How can certain bacteria help clean up polluted groundwater, like at an old industrial site?

They perform bioremediation by consuming toxic chemicals.

300

What is the interconnected series of these feeding relationships called: plants are eaten by a grasshopper, which is eaten by a frog, which is eaten by a snake?

A food chain

300

Why is a crop rotation strategy that includes legumes beneficial for soil health without synthetic fertilizer?

Legumes host bacteria that fix nitrogen, enriching the soil.

400

Why are frogs bioindicators?

Their permeable skin absorbs pollutants, and they need both water and land to survive.

400

Name and benefit of a plant's symbiotic relationship with soil fungi?

Mycorrhizae; provides more water and nutrients.

400

In a wastewater treatment plant, why is the bacterial "activated sludge" stage so crucial?

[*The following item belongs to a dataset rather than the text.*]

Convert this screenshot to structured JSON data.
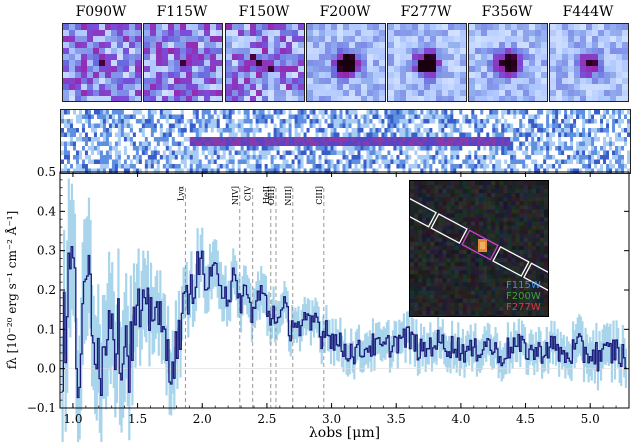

Bacteria consume organic waste, purifying the water.

400

In the nitrogen cycle, what is the specific role of bacteria that live in root nodules of legumes?

Nitrogen fixation

400

How can the presence of specific saprotrophic fungi in soil act as a bioindicator for past land use, like old orchards?

They are specialists, decomposing only certain tree residues, revealing past flora.

500

How can losing one pollinator reduce genetic diversity and productivity?

It reduces plant reproduction, leading to smaller, less genetically diverse plant populations that capture less total energy.

500

Why is a "keystone" plant like a fig tree critical beyond its numbers?

It provides essential year-round food; its loss would cause widespread ecosystem collapse.

500

Why are cyanobacteria considered the most critical primary producers in open ocean ecosystems?

They are the base of the food web and produce most of the ocean's oxygen.

500

How does the reintroduction of a wolf population (animal) indirectly benefit a river's physical structure through plant growth?

Wolves reduce grazing animals, allowing plants to recover, which stabilizes riverbanks.

500

 In sustainable agriculture, how does fungal-dominated compost differ from bacterial-dominated compost in its effect on long-term soil carbon and perennial crops?

 Fungal compost builds stable, long-lasting soil carbon and supports perennial systems better.